Techniques of cognitive behavior therapy emerged as a way to quickly understand how underlying thought patterns affected behavior; by setting goals and homework at each session, the therapist and patient could work quickly to modify behavior. Not only did the patient feel better, but the cost of therapy could also be held in check. Dr Judith Beck said this has sometimes led to confusion to those untrained in the techniques about the depth of the relationship between patient and therapist; in fact, she said, a strong alliance is key.

A common element in many of these disorders is the feeling of worthlessness; the patient feels on a deep level that he or she is flawed or “bad.” Before real progress can occur, Dr Beck said, it takes time to build trust; patients cannot be compassionate toward others until the first learn to be compassionate toward themselves.

“All patients, but particularly those with personality disorders, come to treatment feeling extremely vulnerable,” Dr Beck said. “It is my responsibility to make them feel safe.”

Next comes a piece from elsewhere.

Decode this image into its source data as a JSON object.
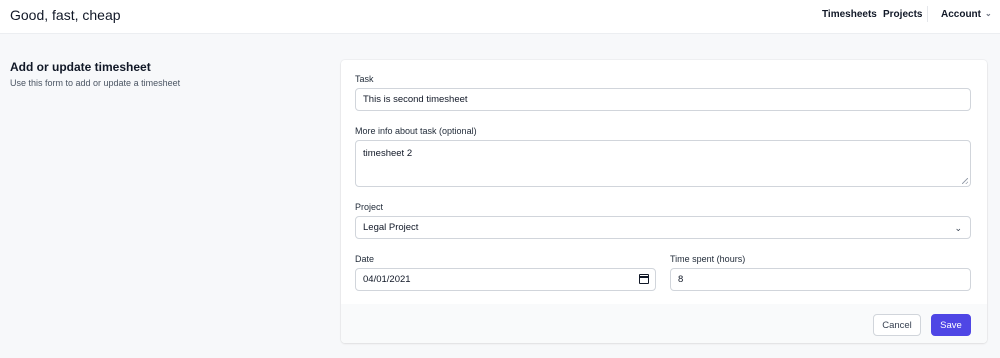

A person with obsessive/compulsive disorder, for example, has overcompensated in systemization and is underdeveloped in the ability to be spontaneous or impulsive. A patient with schizoid personality disorder has been repeatedly rejected and thus overcompensates by retreating from the world. This person has a hard time with intimacy.

Mindfulness-Based Stress Reduction (MBSR). Steven Hickman, PsyD, of the University of California at San Diego, presented an 8-week program on bringing mindfulness techniques to patients with chronic conditions, which can offer an alternative to managing pain with drugs alone.

The techniques, based on 2000-year-old Eastern philosophy, and can be done anywhere and involve breathing exercises, a “body scan,” which requires the participant to recline and focus on individual parts of the body, and taking a daily check of pleasant experience with a record of one’s mood and thoughts at the time.

“If a person has chronic pain, there is the sensation of the pain, and there the relationship the person has with the pain,” Dr Hickman said. These two “parts” of pain — the sensation and the stress — must be understood, he said. Seeking treatment for the sensation is not the same as seeking judgment, which “just contributes to the suffering.”

A core concept in MBSR is understanding the difference between a “reaction,” and a “response;” the latter teaches patients to notice pain but be with it in a different way. Instead of activating the sympathetic nervous system — the “fight or flight” response — techniques that involve breathing and being consciously aware of different parts of the body allow patients to experience pain differently.